Leman Franklin “Smitty” Smith was born in Henryetta, Oklahoma on September 8, 1938, the sixth of seven children. The family worked their subsistence farm raising produce, eggs and meat. They also picked cotton, beans, and other crops in the area and nearby states. Smitty was independent early, as his niece says “He left home as soon as he could change his own diaper.” Too young to join the Navy and too young to lie about it, he joined the National Guard. In 1955, at 17 years old, he did lie and enlisted in the Navy.
Smitty’s meticulous nature and aptitude for all things mechanical and structural, landed him on the flight deck of the USS Bon Homme Richard and USS Midway. His assignment in civilian terms was Aviation Machinist. He was assigned to a pilot and an airplane and was responsible for keeping the plane ready for action. While in the Navy he married his first wife Wanda and had his first child, a daughter, Terri. In 1959 Smitty was honorably discharged as ADJ-3(E-4) to Treasure Island near San Francisco, CA and was in the Navy Reserve until 1962. He went to work for FMC and later in lumber mills in Alameda and Santa Clara Counties. Mill work took him to Coos Bay, Oregon. While there he divorced Wanda. He married his second wife Kay and their son Richard was born in 1967. Smitty moved to Ketchikan in late 1967 prior to the birth of his son. Kay and Richard joined him there in 1968. Smitty worked as Millwright for the Spruce Mill, Annette Lumber Mill and Louisiana Pacific Pulp Mill.
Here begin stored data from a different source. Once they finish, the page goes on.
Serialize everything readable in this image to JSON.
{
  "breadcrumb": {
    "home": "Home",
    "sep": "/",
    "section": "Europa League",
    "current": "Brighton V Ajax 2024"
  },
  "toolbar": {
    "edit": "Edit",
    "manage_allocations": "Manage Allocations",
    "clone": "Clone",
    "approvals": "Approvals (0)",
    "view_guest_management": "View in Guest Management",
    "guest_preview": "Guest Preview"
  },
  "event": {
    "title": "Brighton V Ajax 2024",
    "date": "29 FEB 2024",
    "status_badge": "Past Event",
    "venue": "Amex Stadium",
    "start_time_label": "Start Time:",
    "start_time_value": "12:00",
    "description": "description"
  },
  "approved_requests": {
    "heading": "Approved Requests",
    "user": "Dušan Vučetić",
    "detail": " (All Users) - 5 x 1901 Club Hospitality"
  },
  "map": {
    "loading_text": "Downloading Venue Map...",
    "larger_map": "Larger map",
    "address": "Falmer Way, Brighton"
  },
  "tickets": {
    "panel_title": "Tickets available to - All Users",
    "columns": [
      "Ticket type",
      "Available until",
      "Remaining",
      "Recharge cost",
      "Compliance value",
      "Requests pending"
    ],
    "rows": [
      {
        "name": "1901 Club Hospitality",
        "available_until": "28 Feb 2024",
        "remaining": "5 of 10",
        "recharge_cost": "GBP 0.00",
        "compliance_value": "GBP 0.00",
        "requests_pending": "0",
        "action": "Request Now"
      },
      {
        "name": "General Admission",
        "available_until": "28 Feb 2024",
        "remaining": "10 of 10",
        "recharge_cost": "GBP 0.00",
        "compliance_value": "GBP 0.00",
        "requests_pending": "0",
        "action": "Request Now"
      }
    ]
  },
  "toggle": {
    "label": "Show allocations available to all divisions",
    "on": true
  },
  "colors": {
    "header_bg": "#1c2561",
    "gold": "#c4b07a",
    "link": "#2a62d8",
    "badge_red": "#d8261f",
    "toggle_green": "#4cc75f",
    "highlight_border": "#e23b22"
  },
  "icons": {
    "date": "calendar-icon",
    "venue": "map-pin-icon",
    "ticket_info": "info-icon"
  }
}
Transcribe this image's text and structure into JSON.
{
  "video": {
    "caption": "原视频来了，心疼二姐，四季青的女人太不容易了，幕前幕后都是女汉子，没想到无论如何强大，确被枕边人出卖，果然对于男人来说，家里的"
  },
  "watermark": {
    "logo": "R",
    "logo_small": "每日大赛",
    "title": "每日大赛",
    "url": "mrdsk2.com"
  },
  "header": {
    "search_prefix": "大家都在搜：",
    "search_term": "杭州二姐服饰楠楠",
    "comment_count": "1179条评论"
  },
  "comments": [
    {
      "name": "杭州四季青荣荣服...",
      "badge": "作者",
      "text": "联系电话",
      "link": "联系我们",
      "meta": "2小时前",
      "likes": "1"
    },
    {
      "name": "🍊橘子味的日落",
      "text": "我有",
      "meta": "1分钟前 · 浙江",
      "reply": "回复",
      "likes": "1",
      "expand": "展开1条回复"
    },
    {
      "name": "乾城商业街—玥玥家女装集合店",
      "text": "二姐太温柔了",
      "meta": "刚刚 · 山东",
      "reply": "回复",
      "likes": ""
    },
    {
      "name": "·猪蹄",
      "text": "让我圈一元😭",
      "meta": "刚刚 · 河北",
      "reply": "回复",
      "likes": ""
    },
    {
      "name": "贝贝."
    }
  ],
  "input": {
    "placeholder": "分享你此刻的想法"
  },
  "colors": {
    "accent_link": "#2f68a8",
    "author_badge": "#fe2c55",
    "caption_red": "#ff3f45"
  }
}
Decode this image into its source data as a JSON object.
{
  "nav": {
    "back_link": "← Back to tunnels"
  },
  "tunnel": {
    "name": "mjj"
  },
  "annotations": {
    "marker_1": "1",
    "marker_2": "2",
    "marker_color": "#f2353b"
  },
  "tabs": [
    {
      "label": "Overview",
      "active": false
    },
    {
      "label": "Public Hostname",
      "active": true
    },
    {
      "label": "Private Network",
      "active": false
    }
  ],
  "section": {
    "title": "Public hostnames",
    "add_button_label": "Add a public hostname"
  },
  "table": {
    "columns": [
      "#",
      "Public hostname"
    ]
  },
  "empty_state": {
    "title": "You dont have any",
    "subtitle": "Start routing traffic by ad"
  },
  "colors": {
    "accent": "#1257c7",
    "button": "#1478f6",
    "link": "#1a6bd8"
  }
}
Smitty was as at home outdoors as in. At this point in life, he spent countless hours hunting and fishing the area with his son and friends. He raised a bountiful garden not so much for the food (though there was plenty) but for the fun of it. When he wasn’t working, hunting, fishing or gardening he was building or barbequing in the treehouse. Long before there was a television show about such things, Smitty built a large, deluxe treehouse complete with a deck and covered area for the custom-built stainless steel barbeque pit. Smitty was a keen observer of nature, wildlife and people and was exceptionally lucky. That and his broad knowledge and experience made him a great storyteller.
In the mid 1980’s, as the mill was waning, Smitty transitioned back to the water, as a Deckhand for Seley on the General. He then got his 100-ton Masters License and worked as First Mate on tugboats for Southcoast, another experience he shared with his son. About this time Smitty divorced his second wife and later married his wife of 23 years, Maxine Doyle. In the early 1990’s he began working for Seafac, the last leg of his long career which may also have been the most apt and rewarding. It tapped all that Smitty was and loved: nature, saltwater, new and interesting stuff to figure out and fix, and an ever changing flow of people to observe and share stories with.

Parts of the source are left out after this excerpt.